In 1958, a violent hailstorm destroyed most of the historical greenhouses of the Botanical Garden and many of the stained glass windows of St. Paul's Church.

In 2000, a terrorist plot to blow up the cathedral was prevented thanks to the cooperation between French and German police that led to the arrest in late 2000 of a Frankfurt-based group of terrorists.

On 6 July 2001, during an open-air concert in the Parc de Pourtalès, a single falling Platanus tree killed thirteen people and injured 97. On 27 March 2007, the city was found guilty of neglect over the accident and fined €150,000.

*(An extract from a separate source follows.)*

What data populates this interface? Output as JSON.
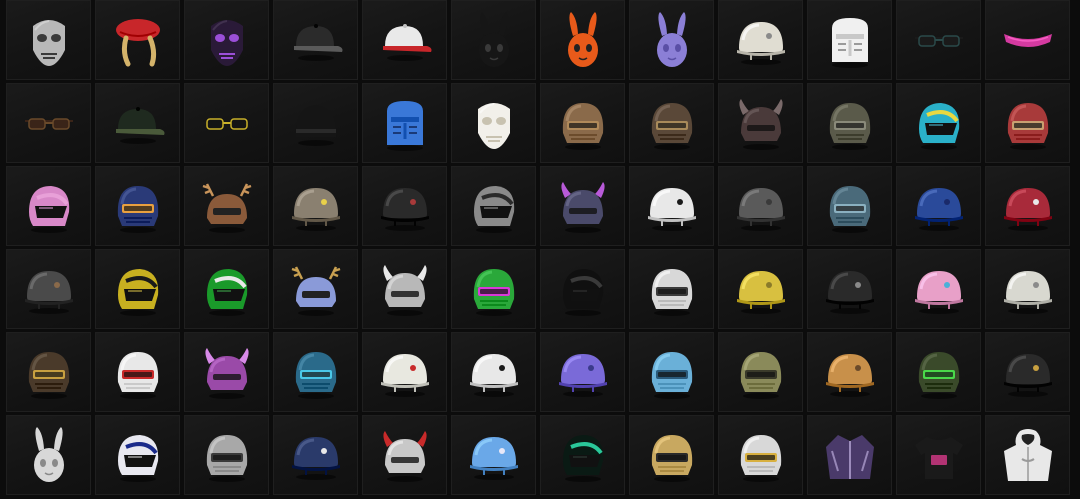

In 2006, after a long and careful restoration, the inner decoration of the Aubette, made in the 1920s by Hans Arp, Theo van Doesburg, and Sophie Taeuber-Arp and destroyed in the 1930s, was made accessible to the public again. The work of the three artists had been called "the Sistine Chapel of abstract art".

On 11 December 2018, Chériff Chekatt, who had pledged allegiance to the "Islamic State of Iraq and the Levant", attacked civilians near the Christmas market, killing five and injuring 11. Following a major manhunt, he was shot and killed by police on 13 December.